One of the main arguments surrounding mergers is that they can lower costs through structural changes. Organizations that combine often benefit from an increase in access to capital and resources. In the end, this has the potential to improve patient costs. A report from the American Hospital Association revealed a significant amount of savings: “Between 2009 and 2014, healthcare mergers and acquisitions led to a cost reduction of 2.5 percent, or nearly $5.8 million.” However, consolidation can also lead to fewer organizations in the market, reducing the amount of competition and limiting consumer options.

 

Mergers also benefit healthcare organizations by increasing their bargaining power with insurance companies. Healthcare organizations that take up the majority of the market have the power to negotiate with insurance companies. An organization may ask insurers to pay more for procedures and medical care, using its market share as a bargaining chip. This cost increase for insurance companies is often passed down to the consumer in the form of higher premiums. Large healthcare systems also have the opportunity to raise out-of-pocket prices due to a lack of competition, causing patients to increasingly risk financial hardship in order to access care.

 

Quality of Care

Mergers can save some patients from losing access healthcare entirely. This specific case happens when a large organization purchases a smaller one that could no longer operate by itself. The cost of supporting a less profitable small company can then be distributed throughout the organization, and the organization may be able to bring resources to bear on the original problem.

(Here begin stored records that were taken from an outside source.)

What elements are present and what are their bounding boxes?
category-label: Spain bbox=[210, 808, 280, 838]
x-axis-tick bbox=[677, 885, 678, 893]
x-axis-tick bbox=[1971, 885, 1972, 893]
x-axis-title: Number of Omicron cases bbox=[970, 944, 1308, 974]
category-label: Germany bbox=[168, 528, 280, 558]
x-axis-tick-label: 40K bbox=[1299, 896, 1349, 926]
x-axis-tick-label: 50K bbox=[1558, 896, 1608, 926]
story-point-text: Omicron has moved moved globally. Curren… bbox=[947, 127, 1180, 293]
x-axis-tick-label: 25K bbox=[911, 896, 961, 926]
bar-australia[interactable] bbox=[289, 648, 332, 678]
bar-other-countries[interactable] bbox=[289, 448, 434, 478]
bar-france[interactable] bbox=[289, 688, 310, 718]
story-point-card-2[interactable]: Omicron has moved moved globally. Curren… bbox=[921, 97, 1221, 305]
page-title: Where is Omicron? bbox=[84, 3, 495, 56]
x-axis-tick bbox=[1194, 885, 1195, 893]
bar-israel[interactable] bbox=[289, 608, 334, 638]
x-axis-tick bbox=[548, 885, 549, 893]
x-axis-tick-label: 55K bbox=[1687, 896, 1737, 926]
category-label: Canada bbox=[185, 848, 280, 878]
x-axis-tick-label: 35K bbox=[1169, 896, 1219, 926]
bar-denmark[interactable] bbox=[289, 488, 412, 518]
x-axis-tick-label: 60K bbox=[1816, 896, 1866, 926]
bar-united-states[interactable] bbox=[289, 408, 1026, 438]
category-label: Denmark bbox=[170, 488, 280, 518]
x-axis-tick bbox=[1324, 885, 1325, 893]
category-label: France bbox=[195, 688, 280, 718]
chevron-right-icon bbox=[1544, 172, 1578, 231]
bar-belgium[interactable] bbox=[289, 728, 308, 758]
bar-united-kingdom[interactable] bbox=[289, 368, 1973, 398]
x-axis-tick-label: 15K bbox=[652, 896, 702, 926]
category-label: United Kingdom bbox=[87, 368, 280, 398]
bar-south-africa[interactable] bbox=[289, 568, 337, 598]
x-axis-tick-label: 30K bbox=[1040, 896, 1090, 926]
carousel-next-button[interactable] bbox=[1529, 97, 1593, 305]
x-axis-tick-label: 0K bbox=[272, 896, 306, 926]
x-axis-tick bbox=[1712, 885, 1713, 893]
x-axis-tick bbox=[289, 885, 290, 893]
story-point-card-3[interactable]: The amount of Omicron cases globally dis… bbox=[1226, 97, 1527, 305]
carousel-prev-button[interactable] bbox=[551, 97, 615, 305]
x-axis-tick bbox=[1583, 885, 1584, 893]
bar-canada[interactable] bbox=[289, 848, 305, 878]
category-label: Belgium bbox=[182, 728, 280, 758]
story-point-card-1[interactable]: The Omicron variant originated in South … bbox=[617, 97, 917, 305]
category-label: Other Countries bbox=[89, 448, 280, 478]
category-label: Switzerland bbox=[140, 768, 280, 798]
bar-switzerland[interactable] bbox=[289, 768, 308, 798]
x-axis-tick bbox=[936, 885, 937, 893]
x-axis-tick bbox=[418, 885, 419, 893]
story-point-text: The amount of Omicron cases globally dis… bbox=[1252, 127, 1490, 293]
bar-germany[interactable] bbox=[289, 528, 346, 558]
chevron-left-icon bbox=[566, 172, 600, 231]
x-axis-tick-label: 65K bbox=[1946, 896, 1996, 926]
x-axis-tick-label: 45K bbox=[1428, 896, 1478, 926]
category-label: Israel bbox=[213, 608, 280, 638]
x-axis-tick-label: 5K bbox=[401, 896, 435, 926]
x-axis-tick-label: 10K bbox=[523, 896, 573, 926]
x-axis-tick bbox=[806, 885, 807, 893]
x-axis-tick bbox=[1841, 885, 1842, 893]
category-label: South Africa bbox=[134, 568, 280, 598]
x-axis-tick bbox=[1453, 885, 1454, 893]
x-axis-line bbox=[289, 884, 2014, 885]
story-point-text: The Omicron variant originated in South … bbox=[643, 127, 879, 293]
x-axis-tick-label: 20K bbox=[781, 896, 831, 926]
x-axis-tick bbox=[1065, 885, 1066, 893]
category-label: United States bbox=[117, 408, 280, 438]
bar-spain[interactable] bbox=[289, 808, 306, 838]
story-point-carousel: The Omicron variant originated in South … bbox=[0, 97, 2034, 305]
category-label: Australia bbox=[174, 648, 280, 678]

Ultimately this is beneficial to the patient. Losing access to care in the scenario described can be detrimental to communities, causing patients to travel longer distances for the care they need, or forgo seeking care at all. Not only can mergers sustain accessibility, quality of care can increase. According to Patient Engagement HITWhen two entities merge, they more than likely streamline certain protocols, which can lead to enhancements and standards of quality care.”   

 

Hospital mergers and acquisitions sometimes benefit the patient by increasing quality of care and sustaining accessibility. However these mergers sometimes come with a risk of increased out of pocket costs or premiums, often as an indirect effect of the merger. As these types of deals become more prevalent, organizations should consider the way to optimize the benefits for both the organization and the patient, and minimize the possibility for collateral damage.